Techniques to counter conspiracy narratives might involve resistance to persuasion and inoculation. Bonetto et al. (2018) primed resistance to persuasion before CI exposure and found that it slightly reduced the endorsement of conspiracy beliefs. Inoculation can protect against persuasive ideas via prior exposure to weaker counter-argument elements of a CT. Jolley and Douglas (2017) explored if anti- conspiracy arguments before and after vaccination CI exposure affected immunisation tentativeness. Only prior pro-vaccination messages were able to reduce successive CI and supported intentions to vaccinate an imaginary child. Established CI is very impervious to inoculation. Educational interventions, forewarning attempts and priming towards resistance might lessen conspiracy beliefs grounded in misinformation if they can be articulated before a new CT rises.

Conspiracy ideation has emerged as a growing research domain within social psychology (Van Prooijen & Douglas, 2018). There are many limitations to the articles presented in this literature review, as they often rely on survey studies.

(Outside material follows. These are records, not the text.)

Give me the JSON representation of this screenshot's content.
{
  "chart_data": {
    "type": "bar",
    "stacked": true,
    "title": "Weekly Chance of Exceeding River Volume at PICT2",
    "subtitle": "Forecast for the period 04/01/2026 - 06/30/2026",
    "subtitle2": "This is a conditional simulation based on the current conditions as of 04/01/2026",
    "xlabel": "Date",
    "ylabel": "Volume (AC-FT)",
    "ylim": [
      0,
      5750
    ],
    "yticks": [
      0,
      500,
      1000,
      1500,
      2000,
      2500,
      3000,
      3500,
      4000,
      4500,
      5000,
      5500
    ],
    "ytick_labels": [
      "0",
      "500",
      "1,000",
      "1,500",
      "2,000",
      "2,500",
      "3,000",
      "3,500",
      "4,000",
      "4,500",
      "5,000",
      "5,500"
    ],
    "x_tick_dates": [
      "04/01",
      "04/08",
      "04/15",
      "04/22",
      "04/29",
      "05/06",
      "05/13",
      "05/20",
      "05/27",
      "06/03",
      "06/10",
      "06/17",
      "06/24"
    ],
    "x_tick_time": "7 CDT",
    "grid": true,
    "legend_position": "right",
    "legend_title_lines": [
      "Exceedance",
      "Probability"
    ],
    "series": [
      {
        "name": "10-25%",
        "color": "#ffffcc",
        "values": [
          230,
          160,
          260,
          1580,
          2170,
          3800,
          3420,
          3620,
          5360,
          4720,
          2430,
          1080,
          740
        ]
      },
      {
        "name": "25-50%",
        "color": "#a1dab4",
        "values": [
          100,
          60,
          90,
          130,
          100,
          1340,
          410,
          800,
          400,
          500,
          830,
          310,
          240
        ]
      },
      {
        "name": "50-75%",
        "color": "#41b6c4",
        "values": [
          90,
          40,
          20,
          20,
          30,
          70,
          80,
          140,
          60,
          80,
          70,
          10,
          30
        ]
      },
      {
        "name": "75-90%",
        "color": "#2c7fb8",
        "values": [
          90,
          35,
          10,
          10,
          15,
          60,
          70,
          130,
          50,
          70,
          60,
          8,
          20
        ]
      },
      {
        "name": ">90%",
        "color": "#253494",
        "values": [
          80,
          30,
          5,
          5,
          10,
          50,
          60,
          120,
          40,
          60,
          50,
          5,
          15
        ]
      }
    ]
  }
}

A causal link between CI and any personal, social or cultural factors can therefore not be ascertained. Priming studies frequently include university students in labs or are performed online with groups involving quota sampling. Exposure to imagined CTs poses an ethical risk. Imhoff and Lamberty (2017) acknowledged that debriefing did not neutralise a manipulated narrative; 1⁄4 of the participants still held onto the truthfulness of an invented CT.

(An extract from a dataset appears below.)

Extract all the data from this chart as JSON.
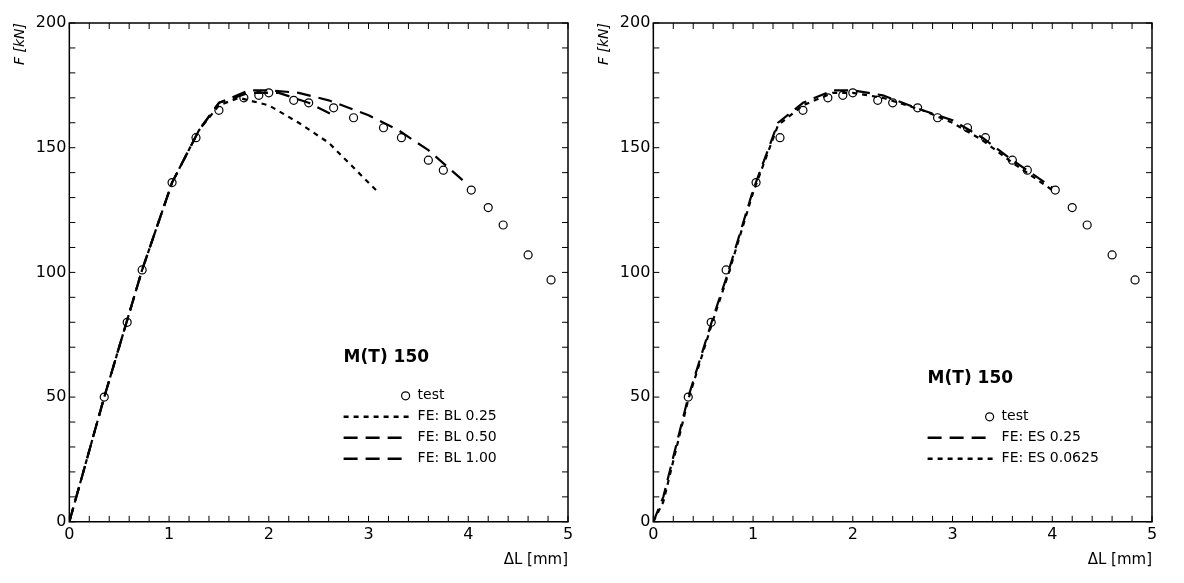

To conclude, conspiracy ideation is universal and arises in times of societal crisis and uncertainty. Conspiracy theories attempt to depict unfamiliar and threatening information in recognisable social representations. Today, they are widely propagated on social media and aggressively discussed in blogs and other online forums in a self-sealing and biased manner. The social-psychological determinants of conspiracy ideation are ranging from desiring a unique social identity, yet belonging to same ideologic membership groups; these can have a collective narcissism character. Strong polarisation creates a readiness to reject science and harbours prejudice towards non-conspiracy-believers. Conspiracy ideation is stigmatised; social isolation, ostracism and eroding morality further exacerbate conspiracy thinking. Consequences of exposure are feelings of powerlessness and anomie, and subsequently disengagement with health care, political and positive social adaptation. Refutation might include educational efforts to inoculate against a rising conspiracy theory or prepare the society for resistance to persuasion.